Eine Gruppe Zwerge hatte den Schankraum betreten. Eine Zwergin, die anscheinend auch die Anführerin war, trat auf Wallungur zu. Sie trug einen Blank polierten Helm mit geschmiedeten Flügeln und ein eisernes Korsett, das Brust, Bauch und Rücken schützte. „Was machst du denn da?“ fragte sie streng. Die Zwergin zog einen Handschuh aus und tauchte einen Finger in den Brei. „Der ist ja kochendheiß! Und das schaufelst du dem Kind ins Gesicht?“ Sie nahm ihm das Kind weg, setzte es auf den Hocker und schob ihn zur Seite. Die Zwergin trocknete mit ihrem Ärmel die Augen des Kindes, dann griff sie den Löffel und begann das Kind zu füttern. Die anderen Zehn Zwerge und Zwerginnen hatten sich an einem großen Tisch niedergelassen und musterten Wallungur.

 Als die Schüssel leer war bestellte die Zwergin noch einen Becher Ziegenmilch und wandte sich an den Jäger. „Wer bist du und was machst du hier? Du bist doch ein Jäger aus dem Osten!“ Wallungur war sich nicht sicher was er antworten sollte. „Ich bin Wallungur Fuchstöter und was ich hier tue geht nur mich etwas an!“ Die Zwergin zuckte mit den Schultern. „Da hast du schon Recht, aber es sind unruhige Zeiten und allein zu Reisen ist riskant!“ Wallungur zuckte gleichgültig mit den Schultern.

Sie wischte dem Kind den Brei aus dem Gesicht und entdeckte die rötliche Färbung um Mund und Nase. „Hast du das Kind etwa Blut trinken lassen?!“ fragte sie argwöhnisch. „Ist nur Himbeersaft.“ antwortete er unschuldig. Sie sagte das sie das Kind waschen wolle und bestellte bei dem Wirt ein Zuber mit heißem Wasser auf ihr Zimmer. Sie nahm das Kind bei der Hand und zog es hinter sich her. Wallungur packte seine Tasche und folgte ihr.
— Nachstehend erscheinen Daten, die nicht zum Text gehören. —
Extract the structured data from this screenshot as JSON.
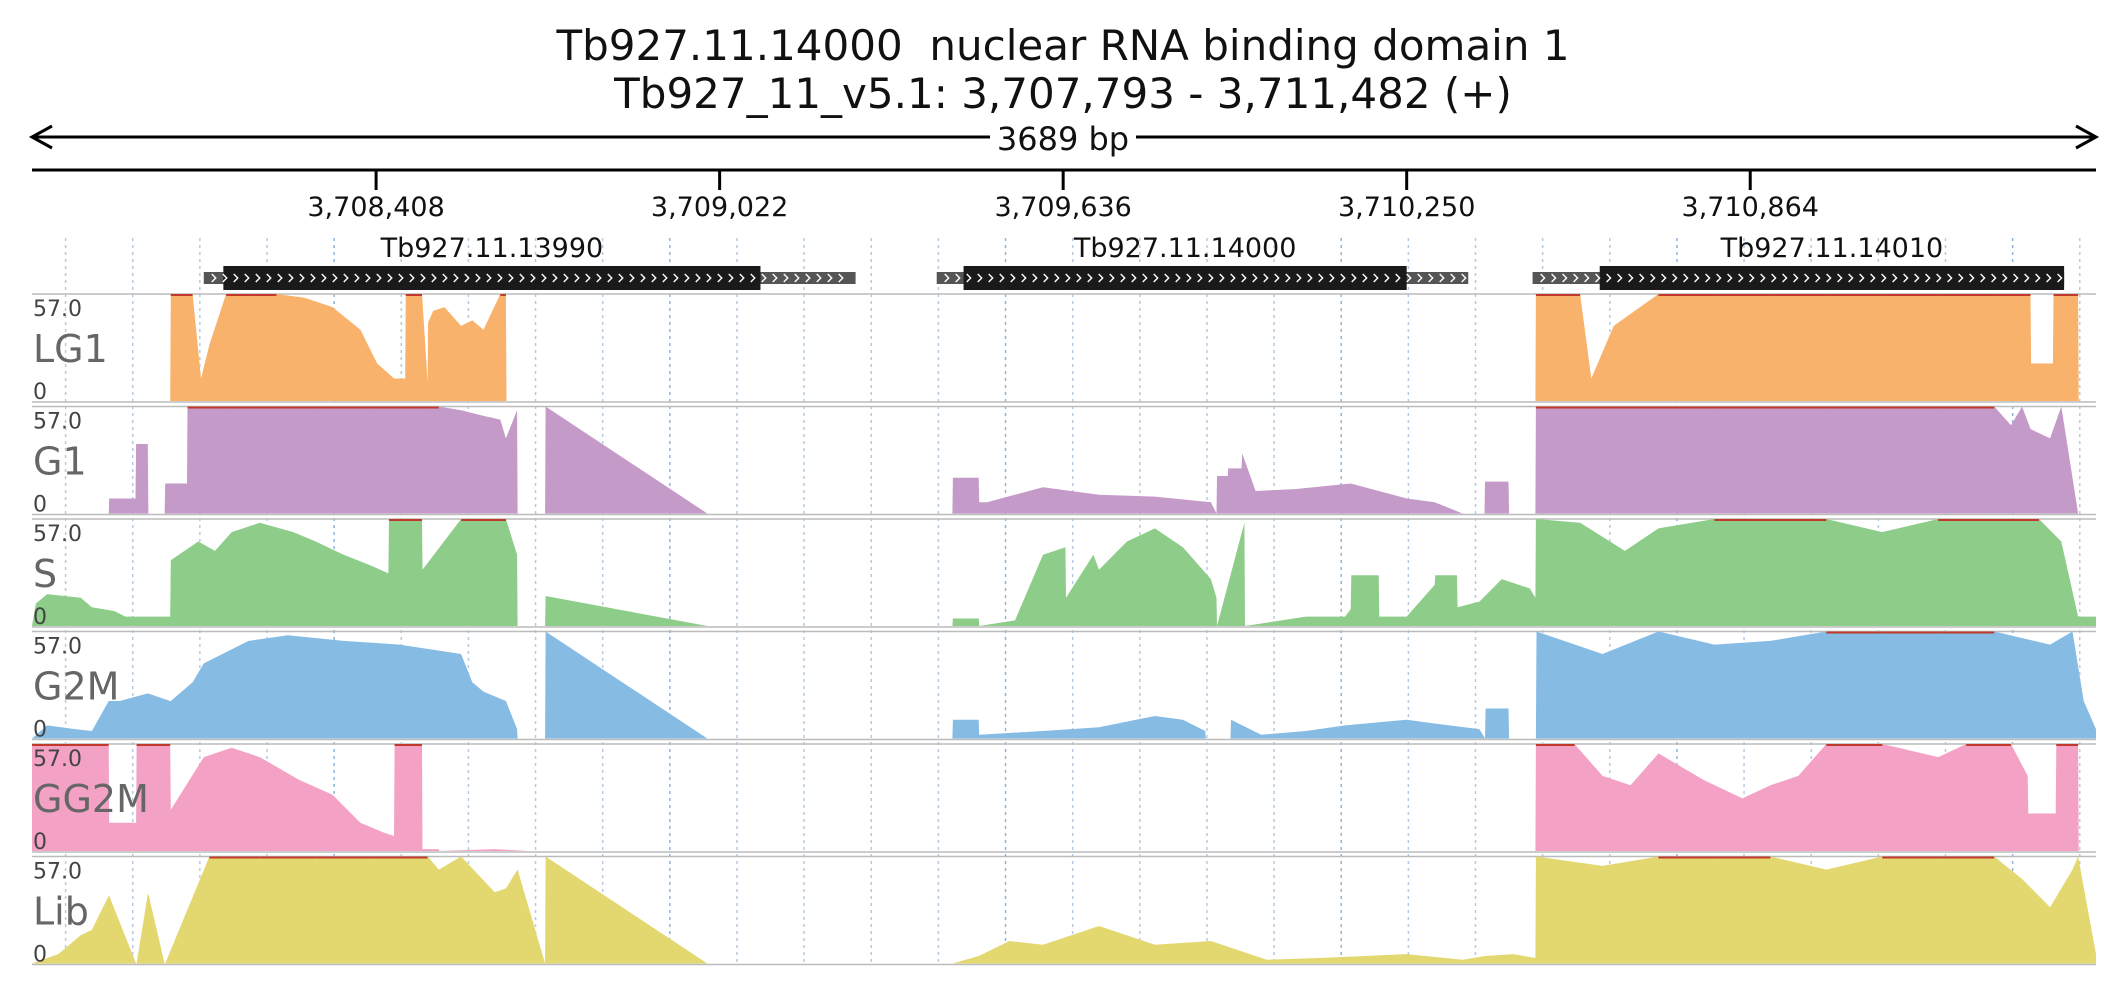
{
  "title": "Tb927.11.14000  nuclear RNA binding domain 1",
  "subtitle": "Tb927_11_v5.1: 3,707,793 - 3,711,482 (+)",
  "span_label": "3689 bp",
  "colors": {
    "LG1": "#f9b26b",
    "G1": "#c49ac9",
    "S": "#8dcd89",
    "G2M": "#86bbe4",
    "GG2M": "#f3a2c6",
    "Lib": "#e3d770",
    "gene_body": "#1a1a1a",
    "utr": "#555555",
    "clip": "#c0392b"
  },
  "chart_data": {
    "type": "area",
    "title": "Tb927.11.14000  nuclear RNA binding domain 1",
    "subtitle": "Tb927_11_v5.1: 3,707,793 - 3,711,482 (+)",
    "xlim": [
      3707793,
      3711482
    ],
    "ylim": [
      0,
      57.0
    ],
    "grid": true,
    "x_ticks": [
      3708408,
      3709022,
      3709636,
      3710250,
      3710864
    ],
    "x_tick_labels": [
      "3,708,408",
      "3,709,022",
      "3,709,636",
      "3,710,250",
      "3,710,864"
    ],
    "genes": [
      {
        "name": "Tb927.11.13990",
        "utr_start": 3708100,
        "cds_start": 3708135,
        "cds_end": 3709095,
        "utr_end": 3709265,
        "strand": "+"
      },
      {
        "name": "Tb927.11.14000",
        "utr_start": 3709410,
        "cds_start": 3709458,
        "cds_end": 3710250,
        "utr_end": 3710360,
        "strand": "+"
      },
      {
        "name": "Tb927.11.14010",
        "utr_start": 3710475,
        "cds_start": 3710595,
        "cds_end": 3711425,
        "utr_end": 3711425,
        "strand": "+"
      }
    ],
    "series": [
      {
        "name": "LG1",
        "ymax_label": "57.0",
        "ymin_label": "0",
        "x": [
          3707793,
          3708040,
          3708041,
          3708080,
          3708095,
          3708110,
          3708140,
          3708180,
          3708230,
          3708280,
          3708330,
          3708380,
          3708410,
          3708440,
          3708460,
          3708461,
          3708490,
          3708500,
          3708501,
          3708510,
          3708530,
          3708560,
          3708580,
          3708600,
          3708630,
          3708640,
          3708641,
          3709000,
          3710480,
          3710481,
          3710560,
          3710580,
          3710620,
          3710700,
          3710800,
          3710900,
          3711000,
          3711100,
          3711200,
          3711300,
          3711365,
          3711366,
          3711405,
          3711406,
          3711450,
          3711451,
          3711482
        ],
        "y": [
          0,
          0,
          57,
          57,
          12,
          30,
          57,
          57,
          57,
          55,
          50,
          38,
          20,
          12,
          12,
          57,
          57,
          10,
          42,
          48,
          50,
          40,
          43,
          38,
          57,
          57,
          0,
          0,
          0,
          57,
          57,
          12,
          40,
          57,
          57,
          57,
          57,
          57,
          57,
          57,
          57,
          20,
          20,
          57,
          57,
          0,
          0
        ]
      },
      {
        "name": "G1",
        "ymax_label": "57.0",
        "ymin_label": "0",
        "x": [
          3707793,
          3707930,
          3707931,
          3707978,
          3707979,
          3708000,
          3708001,
          3708030,
          3708031,
          3708070,
          3708071,
          3708150,
          3708300,
          3708400,
          3708500,
          3708520,
          3708560,
          3708600,
          3708630,
          3708640,
          3708660,
          3708661,
          3708710,
          3708711,
          3709000,
          3709438,
          3709439,
          3709485,
          3709486,
          3709500,
          3709600,
          3709700,
          3709800,
          3709900,
          3709910,
          3709911,
          3709930,
          3709931,
          3709955,
          3709956,
          3709980,
          3710050,
          3710150,
          3710250,
          3710300,
          3710350,
          3710389,
          3710390,
          3710432,
          3710433,
          3710480,
          3710481,
          3710600,
          3710800,
          3711000,
          3711200,
          3711300,
          3711330,
          3711350,
          3711365,
          3711400,
          3711420,
          3711450,
          3711482
        ],
        "y": [
          0,
          0,
          8,
          8,
          37,
          37,
          0,
          0,
          16,
          16,
          57,
          57,
          57,
          57,
          57,
          57,
          55,
          52,
          50,
          40,
          55,
          0,
          0,
          57,
          0,
          0,
          19,
          19,
          6,
          6,
          14,
          10,
          9,
          6,
          0,
          20,
          20,
          24,
          24,
          32,
          12,
          13,
          16,
          8,
          6,
          0,
          0,
          17,
          17,
          0,
          0,
          57,
          57,
          57,
          57,
          57,
          57,
          47,
          57,
          45,
          40,
          57,
          0,
          0
        ]
      },
      {
        "name": "S",
        "ymax_label": "57.0",
        "ymin_label": "0",
        "x": [
          3707793,
          3707800,
          3707820,
          3707880,
          3707900,
          3707940,
          3707960,
          3708010,
          3708040,
          3708041,
          3708090,
          3708120,
          3708150,
          3708200,
          3708260,
          3708300,
          3708350,
          3708400,
          3708430,
          3708431,
          3708490,
          3708491,
          3708560,
          3708561,
          3708630,
          3708640,
          3708660,
          3708661,
          3708710,
          3708711,
          3709000,
          3709438,
          3709439,
          3709485,
          3709486,
          3709550,
          3709600,
          3709640,
          3709641,
          3709690,
          3709700,
          3709750,
          3709800,
          3709850,
          3709900,
          3709910,
          3709911,
          3709960,
          3709961,
          3710070,
          3710140,
          3710150,
          3710151,
          3710200,
          3710201,
          3710250,
          3710300,
          3710301,
          3710340,
          3710341,
          3710380,
          3710420,
          3710470,
          3710480,
          3710481,
          3710560,
          3710640,
          3710700,
          3710800,
          3710900,
          3711000,
          3711100,
          3711200,
          3711300,
          3711380,
          3711420,
          3711450,
          3711482
        ],
        "y": [
          0,
          12,
          17,
          15,
          10,
          8,
          5,
          5,
          5,
          35,
          45,
          40,
          50,
          55,
          50,
          45,
          38,
          32,
          28,
          57,
          57,
          30,
          57,
          57,
          57,
          57,
          38,
          0,
          0,
          16,
          0,
          0,
          4,
          4,
          0,
          3,
          38,
          42,
          15,
          38,
          30,
          45,
          52,
          42,
          25,
          15,
          0,
          55,
          0,
          5,
          5,
          9,
          27,
          27,
          5,
          5,
          22,
          27,
          27,
          10,
          13,
          25,
          20,
          15,
          57,
          55,
          40,
          52,
          57,
          57,
          57,
          50,
          57,
          57,
          57,
          45,
          5,
          5
        ]
      },
      {
        "name": "G2M",
        "ymax_label": "57.0",
        "ymin_label": "0",
        "x": [
          3707793,
          3707820,
          3707870,
          3707900,
          3707930,
          3707950,
          3708000,
          3708040,
          3708041,
          3708080,
          3708100,
          3708180,
          3708250,
          3708350,
          3708450,
          3708560,
          3708580,
          3708600,
          3708640,
          3708660,
          3708661,
          3708710,
          3708711,
          3709000,
          3709438,
          3709439,
          3709485,
          3709486,
          3709600,
          3709700,
          3709800,
          3709850,
          3709890,
          3709891,
          3709935,
          3709936,
          3709990,
          3710070,
          3710140,
          3710250,
          3710300,
          3710380,
          3710390,
          3710391,
          3710432,
          3710433,
          3710481,
          3710482,
          3710600,
          3710700,
          3710800,
          3710900,
          3711000,
          3711100,
          3711200,
          3711300,
          3711400,
          3711440,
          3711460,
          3711482
        ],
        "y": [
          0,
          7,
          5,
          4,
          20,
          20,
          24,
          20,
          20,
          30,
          40,
          52,
          55,
          52,
          50,
          45,
          30,
          25,
          20,
          5,
          0,
          0,
          57,
          0,
          0,
          10,
          10,
          2,
          4,
          6,
          12,
          10,
          4,
          0,
          0,
          10,
          2,
          4,
          7,
          10,
          8,
          5,
          0,
          16,
          16,
          0,
          0,
          57,
          45,
          57,
          50,
          52,
          57,
          57,
          57,
          57,
          50,
          57,
          20,
          5
        ]
      },
      {
        "name": "GG2M",
        "ymax_label": "57.0",
        "ymin_label": "0",
        "x": [
          3707793,
          3707870,
          3707930,
          3707931,
          3707979,
          3707980,
          3708040,
          3708041,
          3708100,
          3708150,
          3708200,
          3708270,
          3708330,
          3708380,
          3708420,
          3708440,
          3708441,
          3708490,
          3708491,
          3708520,
          3708521,
          3708620,
          3708680,
          3709000,
          3710480,
          3710481,
          3710550,
          3710600,
          3710650,
          3710700,
          3710780,
          3710850,
          3710900,
          3710950,
          3711000,
          3711100,
          3711200,
          3711250,
          3711330,
          3711360,
          3711361,
          3711410,
          3711411,
          3711450,
          3711451,
          3711482
        ],
        "y": [
          57,
          57,
          57,
          15,
          15,
          57,
          57,
          22,
          50,
          55,
          50,
          38,
          30,
          15,
          10,
          8,
          57,
          57,
          1,
          1,
          0,
          1,
          0,
          0,
          0,
          57,
          57,
          40,
          35,
          52,
          38,
          28,
          35,
          40,
          57,
          57,
          50,
          57,
          57,
          40,
          20,
          20,
          57,
          57,
          0,
          0
        ]
      },
      {
        "name": "Lib",
        "ymax_label": "57.0",
        "ymin_label": "0",
        "x": [
          3707793,
          3707840,
          3707880,
          3707900,
          3707930,
          3707931,
          3707979,
          3707980,
          3708000,
          3708001,
          3708030,
          3708031,
          3708110,
          3708200,
          3708300,
          3708400,
          3708500,
          3708520,
          3708560,
          3708620,
          3708640,
          3708661,
          3708710,
          3708711,
          3709000,
          3709438,
          3709485,
          3709540,
          3709600,
          3709700,
          3709800,
          3709900,
          3709960,
          3710000,
          3710100,
          3710250,
          3710350,
          3710390,
          3710440,
          3710480,
          3710481,
          3710600,
          3710700,
          3710800,
          3710900,
          3711000,
          3711100,
          3711200,
          3711300,
          3711350,
          3711400,
          3711440,
          3711450,
          3711482
        ],
        "y": [
          0,
          5,
          15,
          18,
          36,
          36,
          0,
          0,
          37,
          37,
          0,
          0,
          57,
          57,
          57,
          57,
          57,
          50,
          57,
          38,
          40,
          50,
          0,
          57,
          0,
          0,
          4,
          12,
          10,
          20,
          10,
          12,
          6,
          2,
          3,
          5,
          2,
          4,
          5,
          3,
          57,
          52,
          57,
          57,
          57,
          50,
          57,
          57,
          57,
          45,
          30,
          50,
          57,
          5
        ]
      }
    ]
  }
}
Die Zwergin blieb stehen und drehte sich um. „Was hast du vor, Jäger?“ fragte sie mit hochgezogenen Brauen. „Es ist mein Kind, ich hab es gefunden!“ protestierte der Zwerg. Der Zwergin schienen die Worte zu fehlen und ihre freie Hand ballte sich zu einer Faust. Nun wurde Wallungur klar wie dumm seine Bemerkung gewesen war und setzte sich wieder an den Tisch. Er bestellte noch ein Bier und riet dem Wirt den Koch raus zu schmeißen, weil dieser nicht für Kinder kochen könne.